Dans un pays fracturé socialement, dont les services hospitaliers sont exsangues et où l’Éducation Nationale ne tient que grâce à l’abnégation de ses acteurs, le budget alloué – entre autres projets – à la modernisation de la dissuasion nucléaire semble être à rebours des intérêts de la République française et de ses citoyens.
Pour autant, quelle a été la contribution des recherches et investissements militaires dans l’industrie civile depuis la fin de la Deuxième guerre mondiale ? Les projets militaires, a fortiori nucléaires, sont-ils totalement décorrélés de l’intérêt public ? Quelle a été la part de l’industrie nucléaire de défense dans les principales innovations technologiques françaises d’après-guerre ?
Les 6 et 9 août 1945, deux bombes atomiques américaines sont larguées sur Hiroshima et Nagasaki au Japon. Certains ont dit que ce fut un mal nécessaire pour faire capituler le Japon (et donc économiser de nombreuses vies par la suite), les raids incendiaires contre Tokyo en mars 1945 ayant tué au moins autant sans avoir l’effet escompté. En septembre 1945, le général de Gaulle demande au directeur du CNRS, Frédéric Joliot-Curie (membre du PCF), et à Raoul Dautry, alors ministre de la Reconstruction et de l’Urbanisme, de mettre en place un organisme de recherche consacré à l’énergie atomique. Le Commissariat à l’Energie Atomique (CEA) est créé le 18 octobre 1945.
Pendant les années 1950, notre pays lance un programme nucléaire militaire qui l’amène à développer une force de dissuasion durant la décennie suivante. En parallèle débute la construction des premières centrales nucléaires françaises, devant produire plutonium[1] et électricité.
Dans les années 1970, conforté par les chocs pétroliers, le gouvernement Pierre Messmer fait le choix du « tout nucléaire » pour la production électrique en France. Durant le quart de siècle suivant, un parc de 58 réacteurs nucléaires électrogènes standardisés va être construit dans le pays, assurant à la France une indépendance énergétique aujourd’hui partiellement remise en cause [2] .

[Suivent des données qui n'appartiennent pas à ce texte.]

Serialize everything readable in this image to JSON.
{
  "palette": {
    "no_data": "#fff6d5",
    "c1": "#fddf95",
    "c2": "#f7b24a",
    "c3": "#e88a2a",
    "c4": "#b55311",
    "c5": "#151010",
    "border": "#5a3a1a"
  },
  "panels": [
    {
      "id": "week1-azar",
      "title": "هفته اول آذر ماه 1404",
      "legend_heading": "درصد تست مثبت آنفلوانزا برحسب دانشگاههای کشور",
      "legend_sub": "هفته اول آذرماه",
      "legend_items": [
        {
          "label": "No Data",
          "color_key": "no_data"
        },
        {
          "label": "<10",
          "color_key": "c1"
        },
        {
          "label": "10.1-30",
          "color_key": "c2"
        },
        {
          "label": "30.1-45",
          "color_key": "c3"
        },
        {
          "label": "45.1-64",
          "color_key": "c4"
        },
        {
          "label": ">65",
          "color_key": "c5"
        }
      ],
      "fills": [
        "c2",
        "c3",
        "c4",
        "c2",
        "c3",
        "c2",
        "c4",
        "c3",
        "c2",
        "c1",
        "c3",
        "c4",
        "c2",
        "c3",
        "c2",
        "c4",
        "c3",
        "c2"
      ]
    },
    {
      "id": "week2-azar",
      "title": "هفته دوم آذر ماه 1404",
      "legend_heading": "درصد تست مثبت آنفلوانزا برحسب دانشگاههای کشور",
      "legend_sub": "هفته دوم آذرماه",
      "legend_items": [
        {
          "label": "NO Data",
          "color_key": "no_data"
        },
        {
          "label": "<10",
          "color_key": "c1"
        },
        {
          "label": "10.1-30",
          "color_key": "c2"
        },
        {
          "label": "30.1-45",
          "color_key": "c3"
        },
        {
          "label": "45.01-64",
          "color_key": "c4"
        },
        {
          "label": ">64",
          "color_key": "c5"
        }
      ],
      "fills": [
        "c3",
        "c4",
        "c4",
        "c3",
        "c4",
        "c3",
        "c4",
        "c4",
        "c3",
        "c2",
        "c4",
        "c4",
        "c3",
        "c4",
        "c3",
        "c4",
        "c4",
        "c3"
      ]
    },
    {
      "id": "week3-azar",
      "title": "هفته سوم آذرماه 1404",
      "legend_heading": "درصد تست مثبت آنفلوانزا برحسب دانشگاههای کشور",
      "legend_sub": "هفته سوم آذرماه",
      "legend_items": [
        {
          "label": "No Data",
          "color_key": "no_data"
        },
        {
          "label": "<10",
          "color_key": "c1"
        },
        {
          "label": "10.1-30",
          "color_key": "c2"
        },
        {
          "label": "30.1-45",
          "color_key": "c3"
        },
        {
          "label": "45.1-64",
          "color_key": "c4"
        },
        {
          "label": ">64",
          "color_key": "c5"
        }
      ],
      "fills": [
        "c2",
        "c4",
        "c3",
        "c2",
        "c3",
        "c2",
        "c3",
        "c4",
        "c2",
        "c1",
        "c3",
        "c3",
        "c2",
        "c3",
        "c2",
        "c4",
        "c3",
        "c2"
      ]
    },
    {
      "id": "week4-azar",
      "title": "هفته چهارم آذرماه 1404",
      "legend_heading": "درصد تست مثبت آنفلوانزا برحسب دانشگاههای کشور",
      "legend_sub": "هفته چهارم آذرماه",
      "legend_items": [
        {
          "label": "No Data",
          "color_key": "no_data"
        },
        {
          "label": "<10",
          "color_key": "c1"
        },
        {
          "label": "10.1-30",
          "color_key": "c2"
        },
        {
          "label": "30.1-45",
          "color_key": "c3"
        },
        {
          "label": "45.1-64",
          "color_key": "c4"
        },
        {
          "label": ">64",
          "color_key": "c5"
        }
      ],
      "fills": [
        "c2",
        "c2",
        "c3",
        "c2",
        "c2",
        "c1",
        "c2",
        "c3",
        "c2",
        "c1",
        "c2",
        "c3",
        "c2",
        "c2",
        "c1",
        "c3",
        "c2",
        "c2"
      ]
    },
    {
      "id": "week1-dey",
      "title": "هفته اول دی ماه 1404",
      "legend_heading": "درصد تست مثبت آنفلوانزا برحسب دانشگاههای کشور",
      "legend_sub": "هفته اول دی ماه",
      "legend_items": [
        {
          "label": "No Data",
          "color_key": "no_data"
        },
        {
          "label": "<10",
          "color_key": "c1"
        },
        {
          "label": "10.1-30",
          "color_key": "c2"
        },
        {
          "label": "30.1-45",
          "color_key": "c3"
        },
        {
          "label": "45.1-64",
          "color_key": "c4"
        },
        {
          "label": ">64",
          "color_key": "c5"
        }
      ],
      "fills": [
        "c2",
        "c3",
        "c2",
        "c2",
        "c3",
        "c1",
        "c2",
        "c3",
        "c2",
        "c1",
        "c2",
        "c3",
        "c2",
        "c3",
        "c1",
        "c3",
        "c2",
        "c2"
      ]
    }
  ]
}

La France devient ainsi le deuxième pays producteur d’électricité à base d’énergie nucléaire au monde, tant par le nombre de réacteurs en activité que par la puissance installée et la quantité d’électricité produite. Pendant longtemps, la France exportera même une partie de sa production, s’assurant d’importantes rentrées de devises, tout en garantissant pour la population française l’accès à un bien de première nécessité, l’électricité, à un tarif défiant toute concurrence.
En 1972, le département de construction des piles du CEA est externalisé pour devenir la Société technique pour l’énergie atomique (Technicatome). Quatre ans plus tard, c’est au tour de la « Direction de la production », qui regroupe les activités de production d’uranium en France et à l’étranger, de former la Compagnie générale des matières nucléaires (Cogema, devenue aujourd’hui Orano).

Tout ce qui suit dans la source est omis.